Analogs of N,N'-bis[6-[(2-methoxybenzyl)amino]hex-1-yl]cystamine (benextramine, BXT, 2) were synthesized using solution-phase peptide synthesis methodology and analyzed for activity in displacing specifically bound 1 nM N-[propionyl-3H]neuropeptide Y([3H]NPY) from benextramine-sensitive neuropeptide Y (NPY) binding sites in rat brain. Our new synthetic approach to these analogs began with the acylation of cystamine with the N-hydroxysuccinimide ester of tert-butyloxycarbonyl (t-Boc) protected 6-aminohexanoic acid, followed by deprotection of the t-Boc groups with 4 N HCl in dioxane. Acylation of this symmetric diamine with N-hydroxysuccinimide esters of appropriately substituted benzoic acids, followed by reduction of the resultant tetraamides with diborane in refluxing THF, afforded the target compounds. The BXT analog lacking the benzylic group (i.e., compound 11) had no [3H]NPY displacement activity at concentrations up to 1.4 x 10(-3) M. The 9-fold range in activities observed for the ortho, meta, and para regioisomers of the methoxy, chloro, and hydroxy benextramine analogs at benextramine-sensitive NPY rat brain binding sites does not differ from the range of potencies observed at alpha-adrenoceptors. However, the order of potencies at [3H]NPY sites differs from the order of potencies at alpha-adrenoceptors, with the m-methoxyphenyl (9a), m-hydroxyphenyl (10b), and 2-naphthyl (9f) analogs being the most active at [3H]NPY binding sites. The present results demonstrate the importance of the benzylic moiety for BXT's NPY antagonist activity, and suggest that the BXT binding site on the NPY receptor is significantly distinct from that on the alpha-adrenoceptor.

Benextramine-neuropeptide Y (NPY) binding site interactions: characterization of 3H-NPY binding site heterogeneity in rat brain.

Pre-incubation of rat brain membranes with 200 microM benextramine followed by extensive dilution and washing to remove unbound ligand reduced Bmax for N-[propionyl-3H]-NPY (3H-NPY) specific binding by 61% relative to control membranes treated identically but in the absence of benextramine.

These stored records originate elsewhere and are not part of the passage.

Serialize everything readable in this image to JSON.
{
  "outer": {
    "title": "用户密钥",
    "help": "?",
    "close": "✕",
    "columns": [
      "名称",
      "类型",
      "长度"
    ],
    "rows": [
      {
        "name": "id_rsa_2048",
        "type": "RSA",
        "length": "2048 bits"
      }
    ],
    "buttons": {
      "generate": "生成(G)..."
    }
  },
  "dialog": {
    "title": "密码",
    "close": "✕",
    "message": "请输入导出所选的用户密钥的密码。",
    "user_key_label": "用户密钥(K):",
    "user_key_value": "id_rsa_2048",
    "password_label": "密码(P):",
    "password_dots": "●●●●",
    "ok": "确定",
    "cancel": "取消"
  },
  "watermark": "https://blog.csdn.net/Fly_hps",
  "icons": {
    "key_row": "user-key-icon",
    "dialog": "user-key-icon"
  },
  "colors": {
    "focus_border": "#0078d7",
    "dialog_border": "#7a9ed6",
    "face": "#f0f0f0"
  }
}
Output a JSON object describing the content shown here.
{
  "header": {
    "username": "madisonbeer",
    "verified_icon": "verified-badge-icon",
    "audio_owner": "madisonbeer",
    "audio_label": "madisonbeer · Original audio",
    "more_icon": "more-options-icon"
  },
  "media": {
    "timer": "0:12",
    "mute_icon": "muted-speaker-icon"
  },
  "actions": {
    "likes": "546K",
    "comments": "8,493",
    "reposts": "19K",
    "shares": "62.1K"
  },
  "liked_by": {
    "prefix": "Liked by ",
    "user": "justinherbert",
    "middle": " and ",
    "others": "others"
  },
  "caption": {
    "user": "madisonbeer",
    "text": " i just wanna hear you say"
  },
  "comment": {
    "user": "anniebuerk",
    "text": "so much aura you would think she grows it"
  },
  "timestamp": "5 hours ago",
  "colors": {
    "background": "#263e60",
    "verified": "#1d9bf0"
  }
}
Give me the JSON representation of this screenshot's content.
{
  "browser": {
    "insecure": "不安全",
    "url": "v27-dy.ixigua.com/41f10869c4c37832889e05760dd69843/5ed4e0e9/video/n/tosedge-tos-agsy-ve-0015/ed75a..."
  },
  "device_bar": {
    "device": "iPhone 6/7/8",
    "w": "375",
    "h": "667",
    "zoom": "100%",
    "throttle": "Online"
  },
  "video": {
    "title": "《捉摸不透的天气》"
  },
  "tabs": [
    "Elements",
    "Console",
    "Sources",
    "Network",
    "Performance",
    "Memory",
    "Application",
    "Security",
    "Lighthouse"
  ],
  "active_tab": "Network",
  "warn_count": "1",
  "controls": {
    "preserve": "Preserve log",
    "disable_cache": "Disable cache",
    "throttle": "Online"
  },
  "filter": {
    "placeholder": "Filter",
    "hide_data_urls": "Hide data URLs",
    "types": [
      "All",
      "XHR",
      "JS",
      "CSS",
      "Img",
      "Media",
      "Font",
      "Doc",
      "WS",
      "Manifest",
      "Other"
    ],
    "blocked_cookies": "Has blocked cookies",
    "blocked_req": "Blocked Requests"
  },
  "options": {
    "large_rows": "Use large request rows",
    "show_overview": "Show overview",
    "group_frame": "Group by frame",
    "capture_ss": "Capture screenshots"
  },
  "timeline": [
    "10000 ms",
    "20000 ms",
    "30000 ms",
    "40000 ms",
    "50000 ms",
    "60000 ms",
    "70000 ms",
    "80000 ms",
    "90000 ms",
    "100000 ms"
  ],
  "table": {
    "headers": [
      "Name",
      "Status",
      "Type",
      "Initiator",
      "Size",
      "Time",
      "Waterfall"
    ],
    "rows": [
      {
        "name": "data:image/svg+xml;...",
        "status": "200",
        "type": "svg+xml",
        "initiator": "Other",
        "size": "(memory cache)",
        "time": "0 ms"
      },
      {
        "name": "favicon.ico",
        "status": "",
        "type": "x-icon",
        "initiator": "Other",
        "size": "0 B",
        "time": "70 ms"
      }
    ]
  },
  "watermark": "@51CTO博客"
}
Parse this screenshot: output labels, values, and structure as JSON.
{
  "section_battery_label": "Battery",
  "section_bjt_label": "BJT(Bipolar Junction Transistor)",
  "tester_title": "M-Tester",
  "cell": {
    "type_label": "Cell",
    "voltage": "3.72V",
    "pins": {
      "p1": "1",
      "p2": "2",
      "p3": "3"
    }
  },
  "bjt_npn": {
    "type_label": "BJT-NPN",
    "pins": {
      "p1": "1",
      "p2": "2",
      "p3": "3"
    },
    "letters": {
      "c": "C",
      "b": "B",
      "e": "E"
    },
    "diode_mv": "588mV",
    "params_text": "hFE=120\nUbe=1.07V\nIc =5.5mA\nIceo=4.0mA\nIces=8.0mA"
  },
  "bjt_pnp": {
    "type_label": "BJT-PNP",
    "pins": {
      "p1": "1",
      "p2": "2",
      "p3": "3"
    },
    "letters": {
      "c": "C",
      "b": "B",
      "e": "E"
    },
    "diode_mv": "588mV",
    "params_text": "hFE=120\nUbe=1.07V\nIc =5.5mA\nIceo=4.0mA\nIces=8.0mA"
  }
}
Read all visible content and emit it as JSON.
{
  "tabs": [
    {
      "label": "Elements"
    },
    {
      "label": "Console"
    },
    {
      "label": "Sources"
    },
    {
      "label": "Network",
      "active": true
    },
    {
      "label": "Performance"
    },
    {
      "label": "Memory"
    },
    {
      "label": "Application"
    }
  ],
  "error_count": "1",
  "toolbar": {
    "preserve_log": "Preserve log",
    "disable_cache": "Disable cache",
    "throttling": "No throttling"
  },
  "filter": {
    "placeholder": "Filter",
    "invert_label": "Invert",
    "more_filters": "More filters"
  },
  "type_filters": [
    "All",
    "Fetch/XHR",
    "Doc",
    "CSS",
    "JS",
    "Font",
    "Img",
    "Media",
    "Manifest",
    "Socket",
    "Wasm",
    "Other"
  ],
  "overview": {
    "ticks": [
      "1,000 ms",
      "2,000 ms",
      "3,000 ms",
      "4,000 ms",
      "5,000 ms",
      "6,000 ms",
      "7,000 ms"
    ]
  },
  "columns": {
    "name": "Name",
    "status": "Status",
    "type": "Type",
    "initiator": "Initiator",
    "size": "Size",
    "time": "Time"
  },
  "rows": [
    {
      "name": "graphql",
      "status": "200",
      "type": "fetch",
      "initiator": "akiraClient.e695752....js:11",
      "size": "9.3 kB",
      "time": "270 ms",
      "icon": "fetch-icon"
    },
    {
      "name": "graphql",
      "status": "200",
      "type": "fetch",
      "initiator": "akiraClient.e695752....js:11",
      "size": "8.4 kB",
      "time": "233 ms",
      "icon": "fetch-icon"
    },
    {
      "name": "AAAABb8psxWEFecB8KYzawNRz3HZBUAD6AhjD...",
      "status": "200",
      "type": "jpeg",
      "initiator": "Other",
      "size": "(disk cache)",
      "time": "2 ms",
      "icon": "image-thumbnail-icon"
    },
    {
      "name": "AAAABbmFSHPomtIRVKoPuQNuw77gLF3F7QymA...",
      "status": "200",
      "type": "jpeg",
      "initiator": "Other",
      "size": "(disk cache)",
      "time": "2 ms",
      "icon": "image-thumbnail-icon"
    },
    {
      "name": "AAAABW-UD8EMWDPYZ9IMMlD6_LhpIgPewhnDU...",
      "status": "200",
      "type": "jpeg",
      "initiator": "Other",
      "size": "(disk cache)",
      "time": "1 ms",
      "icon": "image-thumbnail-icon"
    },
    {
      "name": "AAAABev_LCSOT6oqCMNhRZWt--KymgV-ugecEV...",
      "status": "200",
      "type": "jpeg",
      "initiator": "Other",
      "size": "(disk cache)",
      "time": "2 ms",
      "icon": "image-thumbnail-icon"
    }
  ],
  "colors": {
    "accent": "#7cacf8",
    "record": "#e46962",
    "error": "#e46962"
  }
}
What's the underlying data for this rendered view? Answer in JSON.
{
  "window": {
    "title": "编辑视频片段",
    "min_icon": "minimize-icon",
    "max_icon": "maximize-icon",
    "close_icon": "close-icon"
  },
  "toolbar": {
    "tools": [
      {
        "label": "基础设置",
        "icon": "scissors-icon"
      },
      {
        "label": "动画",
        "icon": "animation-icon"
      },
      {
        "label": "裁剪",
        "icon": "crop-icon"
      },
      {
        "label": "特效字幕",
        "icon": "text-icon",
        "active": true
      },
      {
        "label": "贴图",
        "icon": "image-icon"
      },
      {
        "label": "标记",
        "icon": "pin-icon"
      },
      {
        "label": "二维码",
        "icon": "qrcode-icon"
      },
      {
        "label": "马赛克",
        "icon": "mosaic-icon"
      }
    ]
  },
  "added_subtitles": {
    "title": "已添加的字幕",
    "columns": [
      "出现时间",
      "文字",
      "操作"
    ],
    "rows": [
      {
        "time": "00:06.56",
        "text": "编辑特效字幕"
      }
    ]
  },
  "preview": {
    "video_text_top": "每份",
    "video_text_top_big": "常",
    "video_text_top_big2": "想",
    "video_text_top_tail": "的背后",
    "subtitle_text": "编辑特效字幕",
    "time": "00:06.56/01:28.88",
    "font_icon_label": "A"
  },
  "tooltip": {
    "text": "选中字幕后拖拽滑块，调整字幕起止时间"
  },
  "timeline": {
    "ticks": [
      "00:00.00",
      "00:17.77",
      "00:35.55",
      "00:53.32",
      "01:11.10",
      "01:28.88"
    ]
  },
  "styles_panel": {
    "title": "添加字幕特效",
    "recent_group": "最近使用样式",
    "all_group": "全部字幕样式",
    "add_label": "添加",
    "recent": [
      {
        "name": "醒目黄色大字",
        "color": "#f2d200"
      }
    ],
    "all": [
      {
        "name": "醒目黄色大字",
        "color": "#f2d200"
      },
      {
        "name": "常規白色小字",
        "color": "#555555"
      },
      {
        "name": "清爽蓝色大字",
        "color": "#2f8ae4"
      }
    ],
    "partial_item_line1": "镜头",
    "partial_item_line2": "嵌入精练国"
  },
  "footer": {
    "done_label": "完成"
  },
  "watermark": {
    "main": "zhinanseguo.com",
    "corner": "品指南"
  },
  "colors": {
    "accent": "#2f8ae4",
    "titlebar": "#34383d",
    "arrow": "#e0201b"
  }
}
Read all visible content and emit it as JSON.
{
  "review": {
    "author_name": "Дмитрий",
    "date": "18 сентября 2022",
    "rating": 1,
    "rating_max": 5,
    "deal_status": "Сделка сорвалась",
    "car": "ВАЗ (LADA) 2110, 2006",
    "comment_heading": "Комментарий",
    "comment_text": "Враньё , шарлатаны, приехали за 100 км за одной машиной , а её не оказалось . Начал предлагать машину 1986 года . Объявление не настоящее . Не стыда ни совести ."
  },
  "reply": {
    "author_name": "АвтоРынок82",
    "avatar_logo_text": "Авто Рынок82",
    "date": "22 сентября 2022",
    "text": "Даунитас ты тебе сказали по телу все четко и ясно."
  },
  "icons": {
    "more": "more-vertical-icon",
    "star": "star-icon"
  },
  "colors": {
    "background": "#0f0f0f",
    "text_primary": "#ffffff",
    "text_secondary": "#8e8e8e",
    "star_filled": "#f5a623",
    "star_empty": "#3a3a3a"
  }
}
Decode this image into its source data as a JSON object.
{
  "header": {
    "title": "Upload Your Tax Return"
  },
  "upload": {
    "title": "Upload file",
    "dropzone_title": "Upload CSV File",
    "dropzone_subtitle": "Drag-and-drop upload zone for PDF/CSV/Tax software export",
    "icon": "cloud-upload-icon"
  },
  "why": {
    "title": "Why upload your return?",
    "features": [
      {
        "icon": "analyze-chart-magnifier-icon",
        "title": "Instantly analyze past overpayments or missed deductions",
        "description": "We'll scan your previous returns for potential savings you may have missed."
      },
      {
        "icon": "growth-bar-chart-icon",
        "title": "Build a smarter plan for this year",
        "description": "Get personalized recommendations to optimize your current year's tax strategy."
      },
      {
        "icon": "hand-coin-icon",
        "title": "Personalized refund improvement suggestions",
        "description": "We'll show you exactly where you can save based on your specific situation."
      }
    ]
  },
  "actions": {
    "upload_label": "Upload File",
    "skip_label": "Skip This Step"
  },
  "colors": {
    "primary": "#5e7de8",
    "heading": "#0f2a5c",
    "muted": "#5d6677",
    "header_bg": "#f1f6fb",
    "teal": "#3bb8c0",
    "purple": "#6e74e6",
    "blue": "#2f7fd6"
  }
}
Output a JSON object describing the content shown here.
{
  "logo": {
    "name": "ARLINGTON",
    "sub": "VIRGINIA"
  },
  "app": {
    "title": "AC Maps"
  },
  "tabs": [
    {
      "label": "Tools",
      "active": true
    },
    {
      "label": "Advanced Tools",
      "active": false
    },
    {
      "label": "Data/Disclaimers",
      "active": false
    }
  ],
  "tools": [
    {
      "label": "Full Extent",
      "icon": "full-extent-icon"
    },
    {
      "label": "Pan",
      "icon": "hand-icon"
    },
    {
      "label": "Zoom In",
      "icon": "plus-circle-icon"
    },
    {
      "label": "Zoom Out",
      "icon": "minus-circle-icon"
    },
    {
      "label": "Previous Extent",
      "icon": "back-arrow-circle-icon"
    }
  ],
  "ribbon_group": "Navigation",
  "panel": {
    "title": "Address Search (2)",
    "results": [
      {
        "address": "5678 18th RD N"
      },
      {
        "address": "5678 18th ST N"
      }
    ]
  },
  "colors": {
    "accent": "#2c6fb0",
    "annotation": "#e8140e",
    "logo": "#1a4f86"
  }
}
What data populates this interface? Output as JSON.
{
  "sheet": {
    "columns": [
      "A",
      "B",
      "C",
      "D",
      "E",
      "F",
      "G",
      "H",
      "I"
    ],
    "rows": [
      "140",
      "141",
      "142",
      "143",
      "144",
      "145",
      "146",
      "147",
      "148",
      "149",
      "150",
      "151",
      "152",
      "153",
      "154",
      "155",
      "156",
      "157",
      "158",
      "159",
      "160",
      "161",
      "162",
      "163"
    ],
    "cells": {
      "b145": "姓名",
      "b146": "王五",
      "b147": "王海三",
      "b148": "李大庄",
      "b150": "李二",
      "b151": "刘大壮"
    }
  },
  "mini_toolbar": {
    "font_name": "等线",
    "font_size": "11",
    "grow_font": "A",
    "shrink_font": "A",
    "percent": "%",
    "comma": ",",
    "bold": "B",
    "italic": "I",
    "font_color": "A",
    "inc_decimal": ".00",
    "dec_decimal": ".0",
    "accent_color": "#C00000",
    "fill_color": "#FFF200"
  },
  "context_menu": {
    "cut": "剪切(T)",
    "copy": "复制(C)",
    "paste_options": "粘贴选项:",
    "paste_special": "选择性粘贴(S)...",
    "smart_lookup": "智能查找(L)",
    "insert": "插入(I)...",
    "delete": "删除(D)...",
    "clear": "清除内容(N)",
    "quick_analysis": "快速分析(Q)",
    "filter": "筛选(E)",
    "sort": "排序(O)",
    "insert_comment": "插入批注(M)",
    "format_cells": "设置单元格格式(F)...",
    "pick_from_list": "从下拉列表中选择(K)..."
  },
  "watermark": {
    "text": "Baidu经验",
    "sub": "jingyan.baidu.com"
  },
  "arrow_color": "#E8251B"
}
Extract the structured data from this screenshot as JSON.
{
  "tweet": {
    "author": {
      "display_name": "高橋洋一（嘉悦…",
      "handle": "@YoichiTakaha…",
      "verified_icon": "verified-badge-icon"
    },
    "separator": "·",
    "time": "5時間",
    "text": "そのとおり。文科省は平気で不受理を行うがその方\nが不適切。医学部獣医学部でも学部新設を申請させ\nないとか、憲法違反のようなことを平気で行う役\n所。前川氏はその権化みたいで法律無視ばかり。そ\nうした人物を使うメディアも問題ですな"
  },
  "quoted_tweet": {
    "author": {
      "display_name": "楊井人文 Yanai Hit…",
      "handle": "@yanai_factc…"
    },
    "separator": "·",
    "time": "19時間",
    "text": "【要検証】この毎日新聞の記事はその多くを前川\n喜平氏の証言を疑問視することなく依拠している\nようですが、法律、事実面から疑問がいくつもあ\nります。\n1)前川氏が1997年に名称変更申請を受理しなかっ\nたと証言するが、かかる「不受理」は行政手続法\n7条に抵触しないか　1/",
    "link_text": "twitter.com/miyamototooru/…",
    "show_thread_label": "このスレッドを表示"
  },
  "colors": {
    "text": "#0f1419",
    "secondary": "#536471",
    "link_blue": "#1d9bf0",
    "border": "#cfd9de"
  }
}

When rat brain membranes were co-incubated with 3H-NPY and 57 microM benextramine, there was a significant shift to the right; the apparent Kd for 3H-NPY binding increased two-fold relative to control membranes. These data are consistent with the hypothesis that benextramine is a competitive and irreversible ligand for a population (60-65%) of rat brain NPY binding sites. 'Paired tube' assays were then used to determine the selectivity of these benextramine-sensitive and insensitive 3H-NPY binding site populations. PYY, NPY and NPY13-36 each displaced 100% of 3H-NPY from rat brain membrane binding sites both in the absence and presence of 1 mM benextramine. In contrast, [Leu31,Pro34]NPY displayed the same binding site selectivity as benextramine in displacing 65% of 3H-NPY from specific binding sites on untreated rat brain membranes, and it failed to displace 3H-NPY from membranes treated with 1 mM benextramine. Thus the selectivity of the benextramine-insensitive 3H-NPY binding site population--PYY > = NPY > NPY13-36 >> [Leu31,Pro34]NPY--is characteristic of a Y2-like NPY binding site population, while the benextramine-sensitive 3H-NPY binding sites appear to be a Y1-like binding site population.